I set the note down on the table and said, ‘He finished the bag of chips, but the wrapper’s missing. That might be the item taken from him. Not much left to find here, is there?’
Gu Chen nodded. ‘Nothing else turned up, but I can see this case has you in a weird mood—try not to overthink it.’
I said, ‘Just feeling a little. Every family has its troubles, right? I wonder, how does Team Leader Shao stay so unaffected by stories like these? You think he ever feels sympathy like I do?’
Gu Chen scratched his head. ‘From what I’ve heard, no one ever called him sentimental. He’s much more decisive than you. Even his mentor—if they broke the law, he’d still arrest them.’
“Mentor?” I asked, puzzled.
Gu Chen glanced around, then whispered, ‘You don’t know? Heard it from others. Team Leader Shao had a mentor, someone who taught him everything. They worked together for four or five years. In the end, something happened with the mentor’s daughter—and Shao still arrested him with his own hands.’
I shook my head. That’s a level I’m still a long way from.
“Let’s go,” I said.
“Where to?” Gu Chen asked.
I ran my fingers through my hair, walking to the door. ‘This killer’s getting bolder with every case. You know what kind of cases are the hardest to crack?’
“The hardest?” Gu Chen stroked his chin. “The toughest should be those where the killer plans everything—from alibis to dodging cameras, using tricky murder methods, hiding deep…”
He trailed off, looking at me. “Are there really such killers out there?”
I shook a finger. ‘No, that’s not it at all. The cases hardest to crack aren’t always the most carefully planned or calculated. Imagine this: it’s late, you’re walking down the street alone, and someone suddenly stabs you from behind.’
‘No motive, no reason—they just want to kill. You just happened to cross paths, then they vanish. No cameras, no motive, no link between you. How do we even find a killer like that?’

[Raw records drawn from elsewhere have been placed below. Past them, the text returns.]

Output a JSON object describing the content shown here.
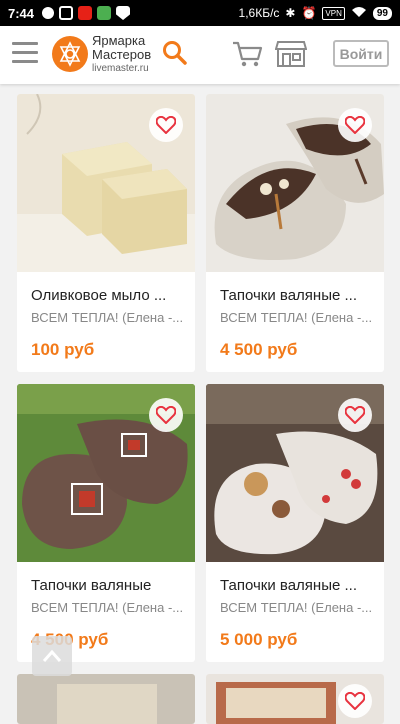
{
  "status": {
    "time": "7:44",
    "speed": "1,6КБ/с",
    "vpn": "VPN",
    "battery": "99"
  },
  "header": {
    "logo_line1": "Ярмарка",
    "logo_line2": "Мастеров",
    "logo_line3": "livemaster.ru",
    "login_label": "Войти"
  },
  "products": [
    {
      "title": "Оливковое мыло ...",
      "seller": "ВСЕМ ТЕПЛА! (Елена -...",
      "price": "100 руб",
      "image": "soap"
    },
    {
      "title": "Тапочки валяные ...",
      "seller": "ВСЕМ ТЕПЛА! (Елена -...",
      "price": "4 500 руб",
      "image": "slippers-grey"
    },
    {
      "title": "Тапочки валяные",
      "seller": "ВСЕМ ТЕПЛА! (Елена -...",
      "price": "4 500 руб",
      "image": "slippers-brown"
    },
    {
      "title": "Тапочки валяные ...",
      "seller": "ВСЕМ ТЕПЛА! (Елена -...",
      "price": "5 000 руб",
      "image": "slippers-white"
    }
  ],
  "colors": {
    "accent": "#f27a1a",
    "heart": "#e8333f"
  }
}
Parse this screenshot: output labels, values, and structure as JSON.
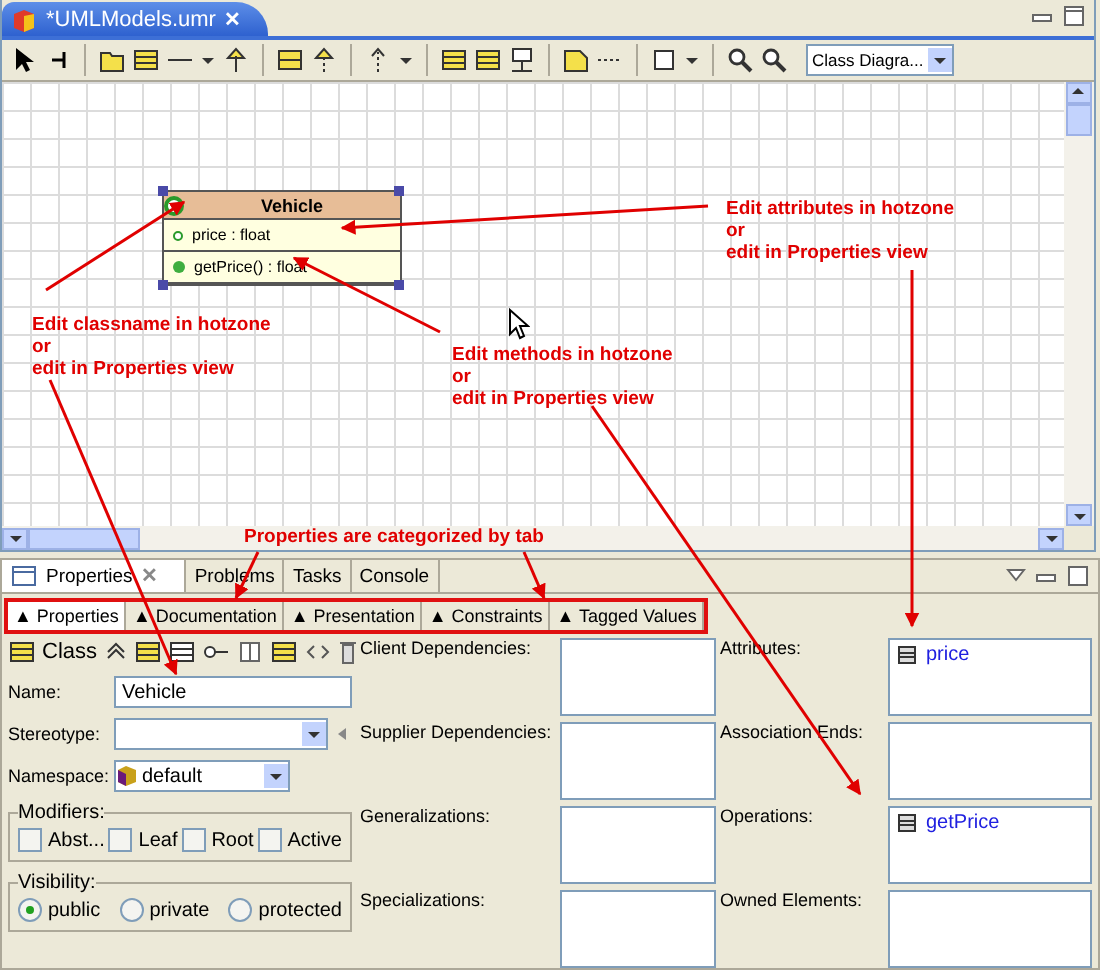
{
  "editor": {
    "tab": {
      "title": "*UMLModels.umr",
      "close": "✕",
      "selected": true
    },
    "diagram_selector": "Class Diagra..."
  },
  "diagram": {
    "class": {
      "name": "Vehicle",
      "attributes": [
        "price : float"
      ],
      "operations": [
        "getPrice() : float"
      ],
      "selected": true
    },
    "annotations": [
      {
        "lines": [
          "Edit attributes in hotzone",
          "or",
          "edit in Properties view"
        ]
      },
      {
        "lines": [
          "Edit classname in hotzone",
          "or",
          "edit in Properties view"
        ]
      },
      {
        "lines": [
          "Edit methods in hotzone",
          "or",
          "edit in Properties view"
        ]
      }
    ],
    "tab_note": "Properties are categorized by tab"
  },
  "views": {
    "tabs": [
      {
        "label": "Properties",
        "close": "✕",
        "selected": true
      },
      {
        "label": "Problems",
        "selected": false
      },
      {
        "label": "Tasks",
        "selected": false
      },
      {
        "label": "Console",
        "selected": false
      }
    ]
  },
  "properties": {
    "tabs": [
      {
        "label": "▲ Properties",
        "selected": true
      },
      {
        "label": "▲ Documentation",
        "selected": false
      },
      {
        "label": "▲ Presentation",
        "selected": false
      },
      {
        "label": "▲ Constraints",
        "selected": false
      },
      {
        "label": "▲ Tagged Values",
        "selected": false
      }
    ],
    "element_type": "Class",
    "name": {
      "label": "Name:",
      "value": "Vehicle"
    },
    "stereotype": {
      "label": "Stereotype:"
    },
    "namespace": {
      "label": "Namespace:",
      "value": "default"
    },
    "modifiers": {
      "title": "Modifiers:",
      "items": [
        {
          "label": "Abst...",
          "checked": false
        },
        {
          "label": "Leaf",
          "checked": false
        },
        {
          "label": "Root",
          "checked": false
        },
        {
          "label": "Active",
          "checked": false
        }
      ]
    },
    "visibility": {
      "title": "Visibility:",
      "options": [
        {
          "label": "public",
          "selected": true
        },
        {
          "label": "private",
          "selected": false
        },
        {
          "label": "protected",
          "selected": false
        }
      ]
    },
    "relation_lists": [
      {
        "label": "Client Dependencies:"
      },
      {
        "label": "Supplier Dependencies:"
      },
      {
        "label": "Generalizations:"
      },
      {
        "label": "Specializations:"
      }
    ],
    "member_lists": [
      {
        "label": "Attributes:",
        "items": [
          "price"
        ]
      },
      {
        "label": "Association Ends:"
      },
      {
        "label": "Operations:",
        "items": [
          "getPrice"
        ]
      },
      {
        "label": "Owned Elements:"
      }
    ]
  }
}
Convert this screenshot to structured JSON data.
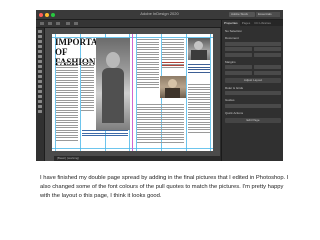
{
  "window": {
    "title": "Adobe InDesign 2020",
    "search_label": "Adobe Stock",
    "workspace_label": "Essentials"
  },
  "colors": {
    "mac_close": "#ff5f57",
    "mac_min": "#febc2e",
    "mac_max": "#28c840",
    "guide": "#49b6e8",
    "spine": "#d066d0"
  },
  "document": {
    "spread_title": "IMPORTANCE OF FASHION"
  },
  "status": {
    "page": "[Basic] (working)"
  },
  "panel": {
    "tabs": [
      "Properties",
      "Pages",
      "CC Libraries"
    ],
    "sections": [
      "No Selection",
      "Document",
      "Margins",
      "Ruler & Grids",
      "Guides",
      "Quick Actions"
    ],
    "buttons": [
      "Adjust Layout",
      "Edit Page"
    ]
  },
  "caption": {
    "paragraph": "I have finished my double page spread by adding in the final pictures that I edited in Photoshop. I also changed some of the font colours of the pull quotes to match the pictures. I'm pretty happy with the layout o this page, I think it looks good."
  }
}
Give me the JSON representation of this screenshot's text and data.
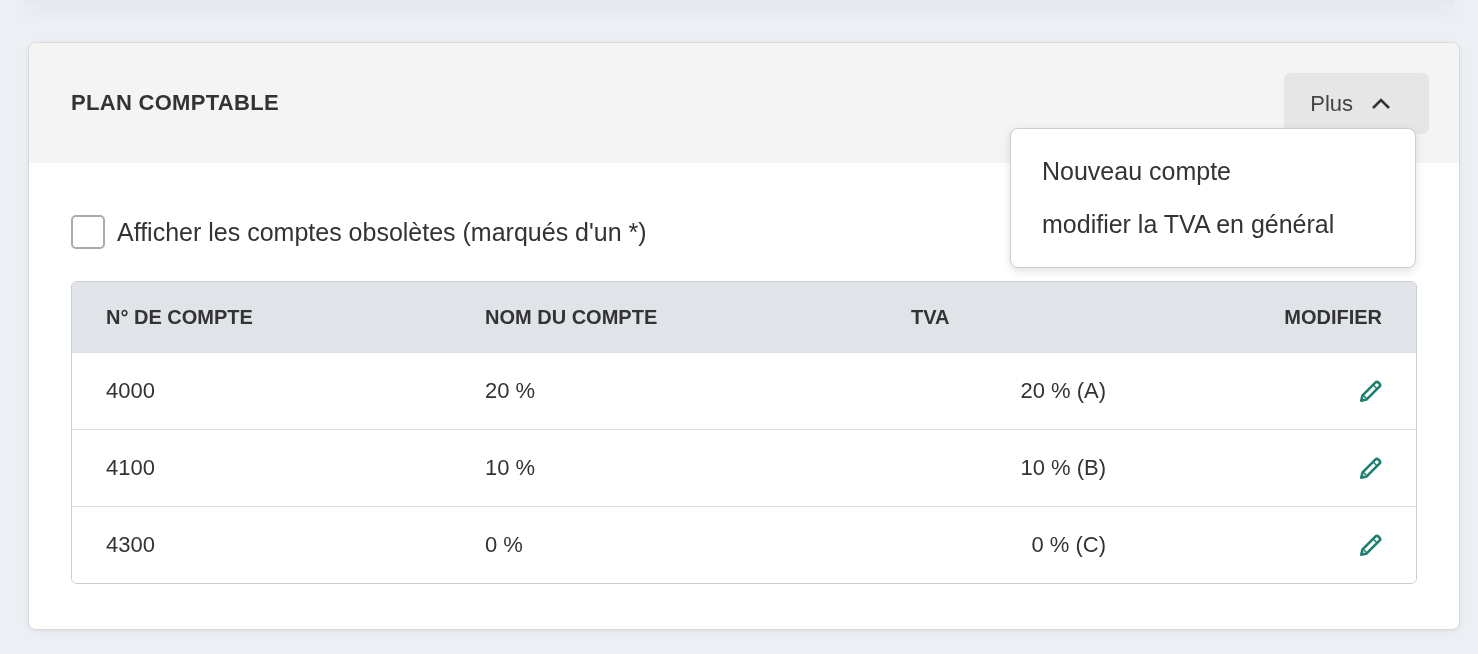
{
  "panel": {
    "title": "PLAN COMPTABLE",
    "menu_button": {
      "label": "Plus",
      "expanded": true
    },
    "menu_items": [
      {
        "label": "Nouveau compte"
      },
      {
        "label": "modifier la TVA en général"
      }
    ],
    "checkbox": {
      "label": "Afficher les comptes obsolètes (marqués d'un *)",
      "checked": false
    },
    "table": {
      "columns": [
        "N° DE COMPTE",
        "NOM DU COMPTE",
        "TVA",
        "MODIFIER"
      ],
      "rows": [
        {
          "number": "4000",
          "name": "20 %",
          "tva": "20 % (A)"
        },
        {
          "number": "4100",
          "name": "10 %",
          "tva": "10 % (B)"
        },
        {
          "number": "4300",
          "name": "0 %",
          "tva": "0 % (C)"
        }
      ]
    }
  }
}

Gu Chen’s brows furrowed. ‘You’re making a point here.’
I nodded, looking at his confused face. ‘Before, the killer would leave tools—potassium cyanide, ropes, maybe a specific knot. But now? Nothing left at the scene, no cameras, no motive. He’s getting more careful.’
Gu Chen’s eyes lit up. ‘So you think he knows we’re after him?’
‘What if he never shows up again?’ I stared at Gu Chen. ‘How do we catch him then?’
“Potassium cyanide?” Gu Chen pointed.
I nodded. ‘Exactly. You can get rope anywhere, but potassium cyanide—that’s our biggest lead. We can’t let this go. If we lose this clue, we might never catch him. We need to re-interrogate those five kids.’
“By the way, tell Mary to investigate the dead man’s background. Now, add one more person to her list,” I said, dialing Mary. “Mary, there’s a new victim, Ma Liliang, worked at a real estate agency. Look into his background, and also check out the clothing company he worked for. See if there’s a way to take it down.”
“Take it down?” Mary sounded confused.
I said, ‘Yeah. It’s a shell company, basically a scam that cheats people out of franchise fees.’
Mary went silent for a moment, then replied, ‘Do you know how many scam companies like that exist? Even if you bust one, they just change names and keep going. There are too many. How can you possibly stop them all?’
Her words left me speechless.
How could anyone control the greed inside human nature?